En büyük iç organ olan karaciğer, 500’den fazla işlevi ve vücudumuza aldığımız hemen hemen her şeyi süzmesi ile vücudun en önemli unsurlarından biridir. Çeşitli vücut sistemleri arasındaki uyum ve istikrarı sağlamakla görevli olan karaciğer, vücuttaki binlerce gerekli maddeyi sağlayıp düzenler ve gün boyunca vücuda giren milyonlarca toksik bileşeni parçalar ve bir besin maddesi deposu ve tesisi olarak iş görür.

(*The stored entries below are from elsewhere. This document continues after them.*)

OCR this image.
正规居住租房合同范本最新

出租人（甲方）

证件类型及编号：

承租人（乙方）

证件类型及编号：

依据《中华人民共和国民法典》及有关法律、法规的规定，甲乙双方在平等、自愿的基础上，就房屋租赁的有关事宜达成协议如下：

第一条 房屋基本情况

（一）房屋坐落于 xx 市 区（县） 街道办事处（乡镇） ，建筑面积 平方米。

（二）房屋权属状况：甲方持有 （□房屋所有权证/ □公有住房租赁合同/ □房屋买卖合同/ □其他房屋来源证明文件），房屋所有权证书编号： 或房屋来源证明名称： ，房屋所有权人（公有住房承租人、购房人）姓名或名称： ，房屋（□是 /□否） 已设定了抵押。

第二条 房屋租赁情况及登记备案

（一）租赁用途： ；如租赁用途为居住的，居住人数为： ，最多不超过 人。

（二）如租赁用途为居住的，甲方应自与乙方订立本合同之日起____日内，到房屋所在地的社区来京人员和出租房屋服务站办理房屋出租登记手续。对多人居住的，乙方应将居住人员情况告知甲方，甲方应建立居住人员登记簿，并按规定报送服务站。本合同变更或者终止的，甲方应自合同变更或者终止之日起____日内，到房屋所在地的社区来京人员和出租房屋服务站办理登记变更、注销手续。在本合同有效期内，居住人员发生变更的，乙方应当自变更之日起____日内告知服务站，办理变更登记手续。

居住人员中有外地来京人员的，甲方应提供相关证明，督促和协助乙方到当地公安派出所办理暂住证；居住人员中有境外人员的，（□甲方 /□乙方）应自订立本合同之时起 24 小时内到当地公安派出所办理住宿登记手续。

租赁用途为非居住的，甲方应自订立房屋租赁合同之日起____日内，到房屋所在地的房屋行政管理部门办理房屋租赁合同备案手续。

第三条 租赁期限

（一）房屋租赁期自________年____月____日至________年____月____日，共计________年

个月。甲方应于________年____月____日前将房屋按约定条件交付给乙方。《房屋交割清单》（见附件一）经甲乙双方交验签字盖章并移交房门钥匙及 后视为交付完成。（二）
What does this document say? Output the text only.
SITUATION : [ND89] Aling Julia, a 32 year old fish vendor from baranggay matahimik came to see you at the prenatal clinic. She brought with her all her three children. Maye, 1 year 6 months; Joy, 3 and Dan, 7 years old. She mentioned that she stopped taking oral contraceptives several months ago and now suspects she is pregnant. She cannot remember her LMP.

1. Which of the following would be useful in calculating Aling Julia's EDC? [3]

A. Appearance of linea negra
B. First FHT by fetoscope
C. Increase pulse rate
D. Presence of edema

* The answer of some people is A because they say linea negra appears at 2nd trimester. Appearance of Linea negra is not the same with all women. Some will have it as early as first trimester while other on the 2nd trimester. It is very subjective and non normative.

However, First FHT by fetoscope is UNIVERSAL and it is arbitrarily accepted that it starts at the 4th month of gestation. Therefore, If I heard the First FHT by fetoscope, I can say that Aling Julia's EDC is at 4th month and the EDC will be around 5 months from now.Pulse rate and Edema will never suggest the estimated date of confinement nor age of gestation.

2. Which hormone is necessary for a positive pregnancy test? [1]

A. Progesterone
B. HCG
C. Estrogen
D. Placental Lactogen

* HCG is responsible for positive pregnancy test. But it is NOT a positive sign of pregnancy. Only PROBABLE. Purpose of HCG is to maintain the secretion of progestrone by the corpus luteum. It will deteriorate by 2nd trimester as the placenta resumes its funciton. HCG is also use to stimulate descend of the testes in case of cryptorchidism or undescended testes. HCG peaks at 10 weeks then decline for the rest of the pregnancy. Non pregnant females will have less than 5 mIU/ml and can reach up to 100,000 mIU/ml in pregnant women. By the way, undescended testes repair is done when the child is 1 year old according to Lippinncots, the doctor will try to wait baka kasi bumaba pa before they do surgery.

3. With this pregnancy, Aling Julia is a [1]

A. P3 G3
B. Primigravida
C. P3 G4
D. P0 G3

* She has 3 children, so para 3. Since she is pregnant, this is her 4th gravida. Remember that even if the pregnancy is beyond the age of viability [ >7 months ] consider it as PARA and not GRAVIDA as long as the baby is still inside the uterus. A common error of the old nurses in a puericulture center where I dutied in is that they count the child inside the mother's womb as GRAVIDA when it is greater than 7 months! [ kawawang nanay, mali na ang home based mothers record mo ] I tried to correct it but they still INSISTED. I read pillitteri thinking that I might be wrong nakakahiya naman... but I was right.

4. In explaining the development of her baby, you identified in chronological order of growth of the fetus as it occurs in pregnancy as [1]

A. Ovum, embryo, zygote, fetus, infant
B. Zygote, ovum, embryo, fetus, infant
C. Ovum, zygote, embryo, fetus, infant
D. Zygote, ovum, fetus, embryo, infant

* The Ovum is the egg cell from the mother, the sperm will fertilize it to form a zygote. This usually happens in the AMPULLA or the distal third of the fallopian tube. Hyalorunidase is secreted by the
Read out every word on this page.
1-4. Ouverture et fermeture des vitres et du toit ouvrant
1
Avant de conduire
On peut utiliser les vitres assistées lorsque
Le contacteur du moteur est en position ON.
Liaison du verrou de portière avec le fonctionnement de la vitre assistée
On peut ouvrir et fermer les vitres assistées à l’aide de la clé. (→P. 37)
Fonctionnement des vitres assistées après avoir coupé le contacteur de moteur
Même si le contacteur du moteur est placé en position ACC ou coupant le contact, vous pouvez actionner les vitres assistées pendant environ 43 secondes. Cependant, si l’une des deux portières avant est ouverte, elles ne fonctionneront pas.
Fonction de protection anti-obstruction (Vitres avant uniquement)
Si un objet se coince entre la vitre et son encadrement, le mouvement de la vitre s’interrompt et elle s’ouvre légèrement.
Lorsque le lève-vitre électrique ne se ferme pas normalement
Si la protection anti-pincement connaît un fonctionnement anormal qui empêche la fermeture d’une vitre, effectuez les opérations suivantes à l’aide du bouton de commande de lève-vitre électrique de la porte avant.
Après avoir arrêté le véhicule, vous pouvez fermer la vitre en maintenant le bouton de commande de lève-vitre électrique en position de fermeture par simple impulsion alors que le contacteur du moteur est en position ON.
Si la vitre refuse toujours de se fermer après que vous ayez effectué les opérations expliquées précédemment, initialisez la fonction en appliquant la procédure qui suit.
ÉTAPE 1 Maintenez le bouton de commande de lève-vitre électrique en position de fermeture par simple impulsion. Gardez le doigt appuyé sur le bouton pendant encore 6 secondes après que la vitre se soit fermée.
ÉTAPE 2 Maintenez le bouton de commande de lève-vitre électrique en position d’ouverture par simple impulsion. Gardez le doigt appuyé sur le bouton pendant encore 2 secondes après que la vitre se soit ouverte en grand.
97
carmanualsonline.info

Karaciğer, dakika başına yaklaşık olarak 1.5 litre hızında akan kandaki toksik atıkları toplar. Kan karaciğere girdiğinde, özel görevli bağışıklık hücreleri ve enzimler zararlı bakterileri ve diğer yabancı unsurları uzaklaştırıp ortadan kaldırır. Hepatositler olarak bilinen hücreler, karaciğere giren her yeni atık için yeni enzimler üretebilir. Karaciğeri bu denli güçlü bir arındırıcı yapan şey, enzimleri "duruma göre uyarlama” yetisidir.
Zararlı kimyasallara ek olarak, hepatositler östrojen, kortizol ve adrenalin gibi kanda dolaşan aşırı hormonları da parçalar. Hepositin enzim sistemi iki fazlı bir döngü içinde çalışır; ilki, toksinleri etkisiz hale getirmek; ikincisi, toksinlerin suda çözünmelerine olanak tanıyan, böylece idrar ya da dışkıyla daha kolay dışarı atılmalarını sağlayan moleküler bir yapı içinde "paketlemek”tir. Karaciğerin arındırma yetisi aşırı toksik yüklenme nedeniyle zarar görürse, toksinlerin ortadan kaldırılması daha da zorlaşır. Bu durum ise, toksinlerin kanın içinde dolaşmalarına ve yağ ve kas dokularında birikmelerine yol açar.